The Iranian government executed a man who was arrested during the country’s ongoing anti-government protests.
On Monday, Majidreza Rahnavard, 23, was said to have been hanged from a construction crane in Mashhad.
According to Iran’s judiciary’s news website, Rahnavard was convicted on November 17 of killing two members of the country’s Basij paramilitary force.
“The suspect was arrested by the security forces while he had fled from Mashhad and was planning to flee the country. Immediately after the arrest of the accused, the proceedings began,”
the judiciary said.
The court accused him of “waging war against God” and threatened to punish him accordingly.
Within four weeks of his arrest, he was charged, sentenced to death, and executed without legal representation.
The judiciary’s news agency published several pre-dawn photographs purportedly showing Rahnavard’s execution at an undisclosed location in the presence of a small group of people behind barricades.
Masked security personnel were seen encircling the area.
Following Rahnavard’s execution, Gholam Sadeghi, chief justice of Khorasan Razavi, thanked law enforcement for “performing their legal duties in the shortest possible time, as well as the officials and the judicial review board, who handled this case quickly, responding to public demands for order and security, and dealing with rioters and lawbreakers,” according to the three principles of correctness, accuracy, and fairness.
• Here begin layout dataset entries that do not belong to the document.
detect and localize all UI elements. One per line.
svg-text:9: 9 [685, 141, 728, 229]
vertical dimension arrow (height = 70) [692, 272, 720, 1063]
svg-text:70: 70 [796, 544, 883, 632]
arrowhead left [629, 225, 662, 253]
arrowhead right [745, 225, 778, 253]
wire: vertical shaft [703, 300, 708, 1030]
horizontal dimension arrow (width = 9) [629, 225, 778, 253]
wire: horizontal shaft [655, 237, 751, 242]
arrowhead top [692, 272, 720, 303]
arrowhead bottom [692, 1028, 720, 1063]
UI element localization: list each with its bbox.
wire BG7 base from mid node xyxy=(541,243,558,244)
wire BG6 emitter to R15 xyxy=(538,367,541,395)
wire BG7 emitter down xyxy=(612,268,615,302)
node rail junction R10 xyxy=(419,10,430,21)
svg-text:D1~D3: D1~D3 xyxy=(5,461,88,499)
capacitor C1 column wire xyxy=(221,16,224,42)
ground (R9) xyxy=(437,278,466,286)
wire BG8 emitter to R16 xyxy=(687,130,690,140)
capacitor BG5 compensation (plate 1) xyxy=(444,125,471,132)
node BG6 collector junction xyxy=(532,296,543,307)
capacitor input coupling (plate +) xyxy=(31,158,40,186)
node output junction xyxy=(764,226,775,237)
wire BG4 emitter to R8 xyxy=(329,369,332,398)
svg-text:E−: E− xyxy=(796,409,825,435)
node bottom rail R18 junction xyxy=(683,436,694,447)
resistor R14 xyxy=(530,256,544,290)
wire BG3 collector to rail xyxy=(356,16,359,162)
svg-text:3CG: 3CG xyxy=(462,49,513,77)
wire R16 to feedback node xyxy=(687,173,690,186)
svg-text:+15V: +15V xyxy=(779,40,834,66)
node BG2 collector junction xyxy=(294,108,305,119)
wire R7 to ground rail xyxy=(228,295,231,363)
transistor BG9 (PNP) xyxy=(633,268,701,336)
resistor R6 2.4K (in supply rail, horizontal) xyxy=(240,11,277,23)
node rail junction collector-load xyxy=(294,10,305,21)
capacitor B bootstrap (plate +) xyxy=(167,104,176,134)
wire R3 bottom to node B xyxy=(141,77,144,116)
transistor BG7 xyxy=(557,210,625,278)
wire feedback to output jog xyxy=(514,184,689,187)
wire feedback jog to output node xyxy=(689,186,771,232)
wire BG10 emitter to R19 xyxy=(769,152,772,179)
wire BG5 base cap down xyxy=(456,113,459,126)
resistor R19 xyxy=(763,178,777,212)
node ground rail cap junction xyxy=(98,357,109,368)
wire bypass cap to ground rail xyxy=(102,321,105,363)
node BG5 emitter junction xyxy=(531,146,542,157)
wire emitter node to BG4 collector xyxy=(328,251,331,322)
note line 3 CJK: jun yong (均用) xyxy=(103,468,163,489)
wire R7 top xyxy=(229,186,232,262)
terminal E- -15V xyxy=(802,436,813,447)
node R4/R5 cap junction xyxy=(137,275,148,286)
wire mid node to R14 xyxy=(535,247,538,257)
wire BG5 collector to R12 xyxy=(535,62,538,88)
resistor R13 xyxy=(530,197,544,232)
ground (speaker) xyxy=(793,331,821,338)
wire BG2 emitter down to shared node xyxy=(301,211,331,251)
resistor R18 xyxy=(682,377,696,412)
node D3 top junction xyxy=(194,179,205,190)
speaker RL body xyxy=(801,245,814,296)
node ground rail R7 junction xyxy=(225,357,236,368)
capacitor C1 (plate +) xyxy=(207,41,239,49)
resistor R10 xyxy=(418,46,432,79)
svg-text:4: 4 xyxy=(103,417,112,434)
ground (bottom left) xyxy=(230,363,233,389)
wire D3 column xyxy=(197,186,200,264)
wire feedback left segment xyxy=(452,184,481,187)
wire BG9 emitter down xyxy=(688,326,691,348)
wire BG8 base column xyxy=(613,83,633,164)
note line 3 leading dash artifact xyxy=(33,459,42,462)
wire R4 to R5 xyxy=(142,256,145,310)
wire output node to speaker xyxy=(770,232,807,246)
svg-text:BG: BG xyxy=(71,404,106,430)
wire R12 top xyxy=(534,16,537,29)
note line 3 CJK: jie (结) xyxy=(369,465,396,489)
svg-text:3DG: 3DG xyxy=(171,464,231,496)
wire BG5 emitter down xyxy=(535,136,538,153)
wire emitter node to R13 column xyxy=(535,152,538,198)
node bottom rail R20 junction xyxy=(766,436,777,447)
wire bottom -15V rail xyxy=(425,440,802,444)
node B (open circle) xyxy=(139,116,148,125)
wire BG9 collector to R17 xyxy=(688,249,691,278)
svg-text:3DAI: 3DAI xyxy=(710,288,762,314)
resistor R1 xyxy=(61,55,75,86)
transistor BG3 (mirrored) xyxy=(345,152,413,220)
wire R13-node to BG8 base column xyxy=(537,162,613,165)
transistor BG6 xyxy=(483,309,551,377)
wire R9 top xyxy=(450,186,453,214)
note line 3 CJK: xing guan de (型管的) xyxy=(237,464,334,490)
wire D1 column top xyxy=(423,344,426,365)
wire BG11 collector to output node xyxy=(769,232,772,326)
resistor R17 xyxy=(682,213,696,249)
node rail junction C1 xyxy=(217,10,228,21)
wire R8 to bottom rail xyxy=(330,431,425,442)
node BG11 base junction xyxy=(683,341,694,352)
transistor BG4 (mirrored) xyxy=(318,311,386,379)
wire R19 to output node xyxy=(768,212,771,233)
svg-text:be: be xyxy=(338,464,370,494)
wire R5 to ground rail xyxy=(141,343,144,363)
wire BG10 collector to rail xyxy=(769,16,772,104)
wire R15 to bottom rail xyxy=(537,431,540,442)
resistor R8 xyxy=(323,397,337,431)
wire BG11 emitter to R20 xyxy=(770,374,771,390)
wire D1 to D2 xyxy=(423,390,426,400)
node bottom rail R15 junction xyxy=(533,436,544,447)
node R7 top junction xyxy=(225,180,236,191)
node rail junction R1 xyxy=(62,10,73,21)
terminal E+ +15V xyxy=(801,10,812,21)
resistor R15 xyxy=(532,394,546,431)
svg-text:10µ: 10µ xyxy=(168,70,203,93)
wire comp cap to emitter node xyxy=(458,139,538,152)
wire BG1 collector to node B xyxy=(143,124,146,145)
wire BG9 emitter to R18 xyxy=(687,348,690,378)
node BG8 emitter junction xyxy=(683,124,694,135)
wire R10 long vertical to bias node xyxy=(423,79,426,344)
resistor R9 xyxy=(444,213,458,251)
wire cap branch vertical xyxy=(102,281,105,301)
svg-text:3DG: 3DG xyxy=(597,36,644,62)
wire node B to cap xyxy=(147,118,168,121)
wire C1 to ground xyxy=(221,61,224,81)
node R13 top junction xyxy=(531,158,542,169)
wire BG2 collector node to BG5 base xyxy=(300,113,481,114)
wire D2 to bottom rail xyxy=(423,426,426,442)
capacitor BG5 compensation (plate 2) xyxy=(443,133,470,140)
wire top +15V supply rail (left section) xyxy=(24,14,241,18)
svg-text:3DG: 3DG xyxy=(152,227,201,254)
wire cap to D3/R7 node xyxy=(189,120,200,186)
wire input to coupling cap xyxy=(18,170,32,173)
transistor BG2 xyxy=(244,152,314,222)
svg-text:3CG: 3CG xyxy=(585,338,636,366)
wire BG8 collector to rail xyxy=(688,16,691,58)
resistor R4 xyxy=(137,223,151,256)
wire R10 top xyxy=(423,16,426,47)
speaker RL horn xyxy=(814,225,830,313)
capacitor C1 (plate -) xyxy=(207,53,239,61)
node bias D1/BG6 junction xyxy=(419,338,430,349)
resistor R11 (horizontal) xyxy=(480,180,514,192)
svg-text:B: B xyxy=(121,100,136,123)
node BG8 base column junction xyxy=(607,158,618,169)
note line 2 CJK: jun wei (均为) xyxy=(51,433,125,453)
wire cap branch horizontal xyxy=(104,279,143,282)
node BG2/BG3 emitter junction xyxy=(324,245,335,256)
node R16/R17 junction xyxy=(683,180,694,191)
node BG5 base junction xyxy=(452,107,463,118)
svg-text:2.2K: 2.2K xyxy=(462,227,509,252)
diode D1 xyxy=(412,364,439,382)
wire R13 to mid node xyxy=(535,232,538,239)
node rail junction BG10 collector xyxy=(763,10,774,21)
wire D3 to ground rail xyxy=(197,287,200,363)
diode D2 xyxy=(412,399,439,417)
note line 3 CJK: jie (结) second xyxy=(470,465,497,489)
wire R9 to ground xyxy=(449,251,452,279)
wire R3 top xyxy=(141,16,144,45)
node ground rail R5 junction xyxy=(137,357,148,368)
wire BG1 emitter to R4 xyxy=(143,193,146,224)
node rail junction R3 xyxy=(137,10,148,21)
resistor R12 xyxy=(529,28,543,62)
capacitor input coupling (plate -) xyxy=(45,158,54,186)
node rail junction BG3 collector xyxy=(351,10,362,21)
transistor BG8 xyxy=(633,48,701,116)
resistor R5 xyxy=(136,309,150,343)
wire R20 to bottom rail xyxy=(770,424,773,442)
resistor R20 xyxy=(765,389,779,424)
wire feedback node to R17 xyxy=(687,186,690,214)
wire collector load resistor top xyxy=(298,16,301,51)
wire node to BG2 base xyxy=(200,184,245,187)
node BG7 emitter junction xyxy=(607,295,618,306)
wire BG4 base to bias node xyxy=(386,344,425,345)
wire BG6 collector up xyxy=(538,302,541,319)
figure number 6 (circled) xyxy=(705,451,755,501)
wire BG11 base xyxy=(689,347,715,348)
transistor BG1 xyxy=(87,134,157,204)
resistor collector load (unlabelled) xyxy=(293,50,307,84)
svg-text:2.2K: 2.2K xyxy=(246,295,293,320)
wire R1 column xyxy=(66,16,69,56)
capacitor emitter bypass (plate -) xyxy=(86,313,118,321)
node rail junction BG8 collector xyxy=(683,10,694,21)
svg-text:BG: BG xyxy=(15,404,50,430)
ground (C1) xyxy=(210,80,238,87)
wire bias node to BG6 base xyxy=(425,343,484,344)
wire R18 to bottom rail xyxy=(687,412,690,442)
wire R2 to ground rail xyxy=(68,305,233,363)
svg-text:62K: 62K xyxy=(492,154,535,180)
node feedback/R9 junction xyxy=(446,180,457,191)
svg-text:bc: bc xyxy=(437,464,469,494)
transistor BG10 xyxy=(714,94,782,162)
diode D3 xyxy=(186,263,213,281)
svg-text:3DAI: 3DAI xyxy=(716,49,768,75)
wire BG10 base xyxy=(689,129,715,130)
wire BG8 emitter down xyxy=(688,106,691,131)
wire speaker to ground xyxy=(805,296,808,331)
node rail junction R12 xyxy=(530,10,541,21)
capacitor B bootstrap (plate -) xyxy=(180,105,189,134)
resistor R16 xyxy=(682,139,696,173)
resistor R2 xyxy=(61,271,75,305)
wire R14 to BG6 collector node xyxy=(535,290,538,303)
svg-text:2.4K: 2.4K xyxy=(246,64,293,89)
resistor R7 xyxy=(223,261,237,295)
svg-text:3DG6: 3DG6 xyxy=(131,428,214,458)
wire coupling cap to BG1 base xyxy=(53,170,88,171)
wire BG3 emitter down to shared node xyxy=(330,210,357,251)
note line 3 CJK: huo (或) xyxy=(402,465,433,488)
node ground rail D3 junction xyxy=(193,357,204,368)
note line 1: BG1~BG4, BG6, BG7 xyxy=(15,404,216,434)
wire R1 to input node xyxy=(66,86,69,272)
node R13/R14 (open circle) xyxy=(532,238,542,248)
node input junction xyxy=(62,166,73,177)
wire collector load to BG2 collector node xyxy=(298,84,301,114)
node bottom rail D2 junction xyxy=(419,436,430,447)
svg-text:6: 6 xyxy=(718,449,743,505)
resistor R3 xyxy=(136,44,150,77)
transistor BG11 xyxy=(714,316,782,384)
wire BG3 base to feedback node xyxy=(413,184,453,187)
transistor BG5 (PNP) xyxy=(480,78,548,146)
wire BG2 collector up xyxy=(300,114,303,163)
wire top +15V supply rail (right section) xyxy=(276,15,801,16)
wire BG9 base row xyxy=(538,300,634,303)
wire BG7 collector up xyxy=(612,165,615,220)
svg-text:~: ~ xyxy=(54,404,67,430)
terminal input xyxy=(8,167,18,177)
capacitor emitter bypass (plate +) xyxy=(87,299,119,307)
The announcement comes just days after Iran announced the country’s first public execution of someone convicted of a crime related to the country’s ongoing protests.
The Iranian judiciary identified the executed man as Mohsen Shekari.
Shekari, like Rahnavard, was found guilty of “waging war against God” after allegedly stabbing a security officer with a knife and closing down a street in Tehran, Iran.
Following Shekari’s conviction, the judiciary’s spokesman, Masoud Setayeshi, stated that anyone who uses a “cold or warm weapon with the intent of harming the life, possessions, or family of people or terrorising them” could be charged with moharebeh, or “waging war against God,” which carries the death penalty.
After the death of Mahsa Amini, a Kurdish woman from the northwestern city of Saqez, who was said to have been arrested by morality police on September 13 for not wearing a proper hijab, Iran has been experiencing its largest uprising in decades.
Foreign-based human rights organisations have said more than 450 people have been killed during the protests, which is higher than the death toll of 200 provided by Iran.
The human rights groups have also warned that more people arrested in connection with the protests could be executed soon.
Iran is second to China as the country with the most executions carried out annually.
Meanwhile, weeks after the protests began, the morality police was disbanded.